Dec in an office of black leather
and gleaming chrome—a vista of New York spread like a map through the huge
picture window behind him; Dec beside an aeroplane bearing his name—sunglasses
on, wide grin in place, and a suit that must have been expensive but one he
wore without effort and made it look
good.
Dec behind a podium.
Dec in an apartment so swish she’d
have believed someone had Photoshopped him into it if she didn’t know better.
Dec…
Dec… Dec. Just him.
Her gaze skimmed the remainder of
the newest frames, and her thoughts stalled. She leant closer. No. They weren’t photographs.
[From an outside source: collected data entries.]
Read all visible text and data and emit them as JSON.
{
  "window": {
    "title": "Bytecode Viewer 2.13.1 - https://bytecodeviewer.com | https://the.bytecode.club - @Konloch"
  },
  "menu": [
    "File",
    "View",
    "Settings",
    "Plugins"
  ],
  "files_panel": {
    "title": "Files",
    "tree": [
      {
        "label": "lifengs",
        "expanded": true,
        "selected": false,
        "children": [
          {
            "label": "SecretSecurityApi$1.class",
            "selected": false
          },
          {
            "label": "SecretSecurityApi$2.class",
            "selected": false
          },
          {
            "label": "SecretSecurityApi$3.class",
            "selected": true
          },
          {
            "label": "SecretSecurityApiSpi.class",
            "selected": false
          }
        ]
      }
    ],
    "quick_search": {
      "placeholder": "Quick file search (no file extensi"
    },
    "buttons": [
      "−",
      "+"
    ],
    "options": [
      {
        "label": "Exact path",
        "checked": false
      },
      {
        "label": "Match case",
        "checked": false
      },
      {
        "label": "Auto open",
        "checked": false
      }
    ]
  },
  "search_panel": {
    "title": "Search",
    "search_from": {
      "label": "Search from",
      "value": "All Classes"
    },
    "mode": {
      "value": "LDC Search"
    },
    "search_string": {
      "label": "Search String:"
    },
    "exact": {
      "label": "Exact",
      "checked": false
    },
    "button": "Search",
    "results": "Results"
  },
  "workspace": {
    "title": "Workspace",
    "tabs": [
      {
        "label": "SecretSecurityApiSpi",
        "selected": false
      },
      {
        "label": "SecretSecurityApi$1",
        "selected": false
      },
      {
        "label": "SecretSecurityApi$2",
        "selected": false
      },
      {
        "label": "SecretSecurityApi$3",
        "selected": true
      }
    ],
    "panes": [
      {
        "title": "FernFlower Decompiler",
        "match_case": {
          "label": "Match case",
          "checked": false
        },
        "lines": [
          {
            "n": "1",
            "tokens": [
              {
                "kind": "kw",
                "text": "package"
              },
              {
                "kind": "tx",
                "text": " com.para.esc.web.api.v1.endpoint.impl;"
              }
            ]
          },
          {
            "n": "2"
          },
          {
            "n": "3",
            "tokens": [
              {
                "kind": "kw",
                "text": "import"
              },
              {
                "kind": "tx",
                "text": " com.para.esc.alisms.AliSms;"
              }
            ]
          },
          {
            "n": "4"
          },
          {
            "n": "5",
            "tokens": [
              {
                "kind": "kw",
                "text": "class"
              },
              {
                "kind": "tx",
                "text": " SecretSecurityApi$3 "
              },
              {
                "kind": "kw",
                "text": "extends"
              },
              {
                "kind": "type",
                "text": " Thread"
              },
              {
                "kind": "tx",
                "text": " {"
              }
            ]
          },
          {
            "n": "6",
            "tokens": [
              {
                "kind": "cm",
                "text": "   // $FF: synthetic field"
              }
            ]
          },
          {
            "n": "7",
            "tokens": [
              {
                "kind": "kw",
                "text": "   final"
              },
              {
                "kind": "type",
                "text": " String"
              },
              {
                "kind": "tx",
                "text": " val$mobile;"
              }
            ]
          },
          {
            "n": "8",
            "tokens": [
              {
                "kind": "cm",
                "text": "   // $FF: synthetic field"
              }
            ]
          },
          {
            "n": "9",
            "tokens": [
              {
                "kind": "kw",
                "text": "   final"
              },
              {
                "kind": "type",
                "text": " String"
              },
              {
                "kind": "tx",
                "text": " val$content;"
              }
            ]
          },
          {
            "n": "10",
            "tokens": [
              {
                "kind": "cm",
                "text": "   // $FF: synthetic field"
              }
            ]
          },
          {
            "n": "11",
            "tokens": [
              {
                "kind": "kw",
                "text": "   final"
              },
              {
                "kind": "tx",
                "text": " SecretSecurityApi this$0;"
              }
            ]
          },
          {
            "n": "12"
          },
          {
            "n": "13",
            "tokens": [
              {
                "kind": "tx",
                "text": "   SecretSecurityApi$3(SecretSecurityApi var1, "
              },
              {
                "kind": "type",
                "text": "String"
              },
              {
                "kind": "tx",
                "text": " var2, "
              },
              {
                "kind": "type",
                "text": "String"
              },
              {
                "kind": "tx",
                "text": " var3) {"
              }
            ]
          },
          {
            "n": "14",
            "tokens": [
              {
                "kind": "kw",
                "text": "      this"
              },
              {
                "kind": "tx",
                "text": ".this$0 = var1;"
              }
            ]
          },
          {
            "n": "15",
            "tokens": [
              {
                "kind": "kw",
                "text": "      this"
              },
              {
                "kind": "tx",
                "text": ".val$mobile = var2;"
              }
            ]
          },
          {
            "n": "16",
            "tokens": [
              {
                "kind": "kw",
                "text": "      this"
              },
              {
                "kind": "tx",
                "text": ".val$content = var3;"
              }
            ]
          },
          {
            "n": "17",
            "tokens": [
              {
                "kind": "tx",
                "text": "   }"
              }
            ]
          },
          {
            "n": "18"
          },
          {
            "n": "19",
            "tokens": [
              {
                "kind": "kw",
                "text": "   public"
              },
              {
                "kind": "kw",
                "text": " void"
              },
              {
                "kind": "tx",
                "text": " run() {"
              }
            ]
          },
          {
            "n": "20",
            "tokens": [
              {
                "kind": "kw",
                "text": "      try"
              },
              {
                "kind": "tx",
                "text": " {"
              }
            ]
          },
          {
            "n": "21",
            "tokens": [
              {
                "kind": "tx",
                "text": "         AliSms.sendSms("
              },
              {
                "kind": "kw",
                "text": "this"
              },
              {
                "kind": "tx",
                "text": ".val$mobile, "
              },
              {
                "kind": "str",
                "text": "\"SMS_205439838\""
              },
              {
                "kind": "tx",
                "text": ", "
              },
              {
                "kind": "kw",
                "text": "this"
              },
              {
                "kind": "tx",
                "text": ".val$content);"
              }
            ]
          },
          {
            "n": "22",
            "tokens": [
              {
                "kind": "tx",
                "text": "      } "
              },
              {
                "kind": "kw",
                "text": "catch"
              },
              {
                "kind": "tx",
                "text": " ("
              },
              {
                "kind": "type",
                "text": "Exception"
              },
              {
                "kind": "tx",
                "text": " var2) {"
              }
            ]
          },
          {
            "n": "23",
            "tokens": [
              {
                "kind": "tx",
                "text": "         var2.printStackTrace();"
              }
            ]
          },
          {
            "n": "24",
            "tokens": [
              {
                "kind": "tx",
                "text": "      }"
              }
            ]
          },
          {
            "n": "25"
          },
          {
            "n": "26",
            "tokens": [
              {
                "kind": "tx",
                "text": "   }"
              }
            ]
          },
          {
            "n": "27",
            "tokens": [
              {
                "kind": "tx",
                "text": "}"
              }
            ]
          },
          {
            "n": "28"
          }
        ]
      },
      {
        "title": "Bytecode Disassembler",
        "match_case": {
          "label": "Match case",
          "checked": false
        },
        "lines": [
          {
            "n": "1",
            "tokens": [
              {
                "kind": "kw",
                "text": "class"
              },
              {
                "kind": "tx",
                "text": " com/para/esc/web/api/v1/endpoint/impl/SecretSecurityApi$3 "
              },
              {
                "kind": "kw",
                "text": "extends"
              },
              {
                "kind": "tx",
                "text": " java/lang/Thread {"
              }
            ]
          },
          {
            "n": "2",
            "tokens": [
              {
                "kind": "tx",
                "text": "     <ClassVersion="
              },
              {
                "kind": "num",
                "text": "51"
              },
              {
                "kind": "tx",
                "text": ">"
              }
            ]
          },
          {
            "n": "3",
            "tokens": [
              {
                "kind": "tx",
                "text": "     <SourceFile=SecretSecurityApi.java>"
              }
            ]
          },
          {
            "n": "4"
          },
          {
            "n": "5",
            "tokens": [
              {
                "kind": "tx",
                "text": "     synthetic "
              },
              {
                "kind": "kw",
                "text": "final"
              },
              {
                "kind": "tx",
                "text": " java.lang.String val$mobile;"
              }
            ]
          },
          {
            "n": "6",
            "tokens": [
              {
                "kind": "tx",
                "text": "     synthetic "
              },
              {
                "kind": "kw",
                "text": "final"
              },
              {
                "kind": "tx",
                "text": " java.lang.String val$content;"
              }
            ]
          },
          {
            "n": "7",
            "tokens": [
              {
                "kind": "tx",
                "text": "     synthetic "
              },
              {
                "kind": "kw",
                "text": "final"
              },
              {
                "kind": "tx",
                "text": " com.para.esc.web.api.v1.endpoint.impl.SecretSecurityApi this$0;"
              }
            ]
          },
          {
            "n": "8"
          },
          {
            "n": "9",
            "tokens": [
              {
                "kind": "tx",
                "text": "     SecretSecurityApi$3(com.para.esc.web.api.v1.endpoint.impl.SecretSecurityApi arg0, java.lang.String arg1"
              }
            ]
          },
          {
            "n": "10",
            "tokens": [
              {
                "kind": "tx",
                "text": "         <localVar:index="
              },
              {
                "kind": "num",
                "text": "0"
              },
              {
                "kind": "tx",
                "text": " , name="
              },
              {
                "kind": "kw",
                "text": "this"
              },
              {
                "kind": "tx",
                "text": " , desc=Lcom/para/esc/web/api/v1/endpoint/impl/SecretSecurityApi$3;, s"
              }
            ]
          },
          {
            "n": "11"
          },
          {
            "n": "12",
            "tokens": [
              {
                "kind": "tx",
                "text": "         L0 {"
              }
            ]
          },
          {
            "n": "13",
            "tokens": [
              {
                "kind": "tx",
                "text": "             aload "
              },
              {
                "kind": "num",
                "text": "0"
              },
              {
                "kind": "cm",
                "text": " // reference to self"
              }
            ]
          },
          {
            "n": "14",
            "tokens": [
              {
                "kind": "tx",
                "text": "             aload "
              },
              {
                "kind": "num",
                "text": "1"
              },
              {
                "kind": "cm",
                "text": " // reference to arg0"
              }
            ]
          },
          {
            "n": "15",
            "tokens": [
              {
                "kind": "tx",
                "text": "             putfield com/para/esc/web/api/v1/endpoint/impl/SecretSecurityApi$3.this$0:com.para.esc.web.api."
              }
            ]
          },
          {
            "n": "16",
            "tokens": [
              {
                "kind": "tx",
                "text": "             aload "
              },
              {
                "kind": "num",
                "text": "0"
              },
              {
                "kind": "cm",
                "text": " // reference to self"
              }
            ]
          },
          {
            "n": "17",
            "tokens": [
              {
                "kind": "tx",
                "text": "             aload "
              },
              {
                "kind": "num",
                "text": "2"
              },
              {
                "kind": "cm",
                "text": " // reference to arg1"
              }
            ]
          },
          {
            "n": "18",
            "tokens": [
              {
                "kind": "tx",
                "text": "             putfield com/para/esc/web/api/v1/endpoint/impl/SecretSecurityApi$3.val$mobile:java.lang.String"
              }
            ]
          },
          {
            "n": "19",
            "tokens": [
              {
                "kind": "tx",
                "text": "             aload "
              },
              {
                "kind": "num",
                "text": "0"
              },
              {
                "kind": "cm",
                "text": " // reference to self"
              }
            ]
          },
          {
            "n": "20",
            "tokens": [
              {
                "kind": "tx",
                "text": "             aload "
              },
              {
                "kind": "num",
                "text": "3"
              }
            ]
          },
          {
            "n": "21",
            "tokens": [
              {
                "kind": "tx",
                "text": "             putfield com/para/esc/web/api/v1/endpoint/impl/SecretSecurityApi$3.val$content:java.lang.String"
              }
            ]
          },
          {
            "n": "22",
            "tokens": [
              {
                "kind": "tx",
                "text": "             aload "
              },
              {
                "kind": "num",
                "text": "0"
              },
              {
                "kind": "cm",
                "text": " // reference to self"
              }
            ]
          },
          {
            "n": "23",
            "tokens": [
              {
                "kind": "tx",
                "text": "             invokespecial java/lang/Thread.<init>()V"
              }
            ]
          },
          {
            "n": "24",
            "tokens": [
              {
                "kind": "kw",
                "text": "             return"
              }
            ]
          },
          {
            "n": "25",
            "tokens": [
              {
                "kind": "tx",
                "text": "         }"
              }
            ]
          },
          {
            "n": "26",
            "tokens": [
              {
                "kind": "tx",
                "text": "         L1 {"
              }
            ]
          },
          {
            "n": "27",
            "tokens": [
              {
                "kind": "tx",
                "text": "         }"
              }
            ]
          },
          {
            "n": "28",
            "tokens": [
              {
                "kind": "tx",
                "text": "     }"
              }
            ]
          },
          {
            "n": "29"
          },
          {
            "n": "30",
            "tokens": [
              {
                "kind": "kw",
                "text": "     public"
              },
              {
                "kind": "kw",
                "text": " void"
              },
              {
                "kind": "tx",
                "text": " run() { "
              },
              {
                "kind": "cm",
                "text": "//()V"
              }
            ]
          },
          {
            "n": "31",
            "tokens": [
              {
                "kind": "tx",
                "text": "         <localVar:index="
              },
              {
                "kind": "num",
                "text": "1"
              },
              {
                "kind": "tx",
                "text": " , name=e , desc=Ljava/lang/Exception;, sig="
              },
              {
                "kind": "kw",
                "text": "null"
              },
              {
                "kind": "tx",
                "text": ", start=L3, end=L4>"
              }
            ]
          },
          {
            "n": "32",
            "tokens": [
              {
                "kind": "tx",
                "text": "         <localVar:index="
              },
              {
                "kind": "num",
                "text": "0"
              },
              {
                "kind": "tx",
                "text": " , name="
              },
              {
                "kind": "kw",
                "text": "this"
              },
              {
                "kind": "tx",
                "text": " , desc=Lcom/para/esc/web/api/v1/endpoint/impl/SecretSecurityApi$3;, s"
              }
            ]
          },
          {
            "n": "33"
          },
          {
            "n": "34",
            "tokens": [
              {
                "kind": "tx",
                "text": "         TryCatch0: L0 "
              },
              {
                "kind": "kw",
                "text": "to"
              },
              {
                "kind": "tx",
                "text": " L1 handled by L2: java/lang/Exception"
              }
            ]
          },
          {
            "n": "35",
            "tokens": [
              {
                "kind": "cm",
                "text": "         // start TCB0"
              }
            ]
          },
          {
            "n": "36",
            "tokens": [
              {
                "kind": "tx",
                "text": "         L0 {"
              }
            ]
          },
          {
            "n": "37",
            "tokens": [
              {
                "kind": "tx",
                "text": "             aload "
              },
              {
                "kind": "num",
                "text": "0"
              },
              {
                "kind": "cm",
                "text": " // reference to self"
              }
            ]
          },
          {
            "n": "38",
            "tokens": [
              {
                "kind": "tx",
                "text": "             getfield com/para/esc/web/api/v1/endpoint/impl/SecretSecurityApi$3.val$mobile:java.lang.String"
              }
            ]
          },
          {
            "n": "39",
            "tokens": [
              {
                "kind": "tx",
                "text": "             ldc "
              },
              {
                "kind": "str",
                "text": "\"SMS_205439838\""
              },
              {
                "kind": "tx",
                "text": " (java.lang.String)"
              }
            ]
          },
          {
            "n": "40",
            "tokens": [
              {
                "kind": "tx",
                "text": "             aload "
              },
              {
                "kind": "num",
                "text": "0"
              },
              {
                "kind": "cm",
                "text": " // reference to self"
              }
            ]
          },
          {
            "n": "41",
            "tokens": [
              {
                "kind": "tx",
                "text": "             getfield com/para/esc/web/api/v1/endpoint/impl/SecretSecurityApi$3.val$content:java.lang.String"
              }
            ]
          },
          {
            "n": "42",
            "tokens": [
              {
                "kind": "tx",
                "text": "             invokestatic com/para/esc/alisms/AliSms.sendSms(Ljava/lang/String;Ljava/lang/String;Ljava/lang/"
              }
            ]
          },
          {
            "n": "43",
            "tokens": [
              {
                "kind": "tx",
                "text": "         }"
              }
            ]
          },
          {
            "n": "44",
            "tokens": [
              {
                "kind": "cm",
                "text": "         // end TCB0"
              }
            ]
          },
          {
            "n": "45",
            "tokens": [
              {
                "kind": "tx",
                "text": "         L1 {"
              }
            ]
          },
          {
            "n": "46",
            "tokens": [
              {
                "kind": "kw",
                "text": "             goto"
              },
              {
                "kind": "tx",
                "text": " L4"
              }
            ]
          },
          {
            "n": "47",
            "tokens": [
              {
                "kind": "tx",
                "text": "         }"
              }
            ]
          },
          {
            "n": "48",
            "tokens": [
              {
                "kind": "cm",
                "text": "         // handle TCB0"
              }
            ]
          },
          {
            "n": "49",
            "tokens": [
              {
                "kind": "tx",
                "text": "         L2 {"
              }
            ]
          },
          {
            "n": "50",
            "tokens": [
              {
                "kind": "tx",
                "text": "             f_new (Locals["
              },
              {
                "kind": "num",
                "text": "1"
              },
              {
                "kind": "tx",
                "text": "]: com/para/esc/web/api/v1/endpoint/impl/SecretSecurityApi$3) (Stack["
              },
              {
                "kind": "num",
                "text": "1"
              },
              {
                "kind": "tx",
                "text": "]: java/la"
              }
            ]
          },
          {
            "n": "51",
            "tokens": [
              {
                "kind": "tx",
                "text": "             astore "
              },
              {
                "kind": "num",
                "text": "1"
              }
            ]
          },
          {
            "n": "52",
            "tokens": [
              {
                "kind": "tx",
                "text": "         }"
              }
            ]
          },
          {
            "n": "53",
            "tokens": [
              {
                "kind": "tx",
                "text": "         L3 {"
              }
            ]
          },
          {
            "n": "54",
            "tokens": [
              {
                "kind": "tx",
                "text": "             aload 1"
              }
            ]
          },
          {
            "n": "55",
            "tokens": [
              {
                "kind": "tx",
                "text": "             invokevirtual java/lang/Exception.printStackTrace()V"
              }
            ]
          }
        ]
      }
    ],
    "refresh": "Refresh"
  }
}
They were
pictures that had been cut with great care from glossy magazines and newspaper
articles, as if someone was reduced to simply scrapbooking a loved one’s life
rather than being part of it.
Regret flashed through her. It
didn’t show the future—the life together— she and Dec had planned in all those
late nights that somehow turned into seeing the dawn. If she was honest, it
didn’t show any sort of life she’d ever imagined for anyone she knew, let alone
someone she loved. And especially not for Dec. She’d always believed they were
the same type of person. But maybe not now she could see his life through
someone else’s eyes.
She shrugged, trying to throw off
her sudden melancholy. The fish and chips wouldn’t eat themselves.